Tesla reported disappointing first-quarter earnings on Wednesday, and the stock is getting clobbered in early trading on Thursday, down 6% to $293.
Tesla has been on a massive run since the beginning of the year, busting through a $300-per-share barrier, surpassing Ford in Market cap, and at times exceeding even General Motors.
Interesting times for CEO Elon Musk and his 13-year-old company!
Morgan Stanley analyst Adam Jonas — a Tesla bull, for the most part — published a note on Thursday in which he captured the mood around Tesla:
With so much momentum in the stock and a market value in excess of $50bn, Tesla investors are charged with the delicate task of balancing greed and fear. The next 6 months could play a very profound role in determining how large Tesla’s market really is and how profitable/sustainable the company is in its current form.

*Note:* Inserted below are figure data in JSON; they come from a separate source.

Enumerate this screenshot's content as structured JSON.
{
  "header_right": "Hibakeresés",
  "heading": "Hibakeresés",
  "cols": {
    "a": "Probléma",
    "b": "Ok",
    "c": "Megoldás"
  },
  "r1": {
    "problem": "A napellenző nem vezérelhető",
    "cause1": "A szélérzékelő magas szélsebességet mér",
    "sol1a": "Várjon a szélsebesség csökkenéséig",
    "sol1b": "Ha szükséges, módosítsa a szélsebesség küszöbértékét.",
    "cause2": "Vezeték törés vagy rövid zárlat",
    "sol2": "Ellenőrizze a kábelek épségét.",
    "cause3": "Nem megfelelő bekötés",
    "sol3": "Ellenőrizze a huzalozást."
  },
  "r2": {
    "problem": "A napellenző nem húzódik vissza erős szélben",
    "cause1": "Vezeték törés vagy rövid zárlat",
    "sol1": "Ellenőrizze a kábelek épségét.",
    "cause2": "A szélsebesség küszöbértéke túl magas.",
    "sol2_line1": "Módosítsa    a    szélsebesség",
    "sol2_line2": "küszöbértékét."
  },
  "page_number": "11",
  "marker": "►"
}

We also expect the next 6 months could see the unfolding of any number of events from competitors (not referring to traditional auto manufacturers) that could potentially change the lens through which investors view Tesla’s long term sustainable moat.
By that last bit, Jonas means that new players in the tech industry may intensify their efforts to get into transportation. Think Apple, Google, and Uber.
Tesla has a foot in two camps: it’s a car company and tech firm. Jonas may be hinting that there’s a long-term advantage there that might allow Musk and his team to look past their current challenges.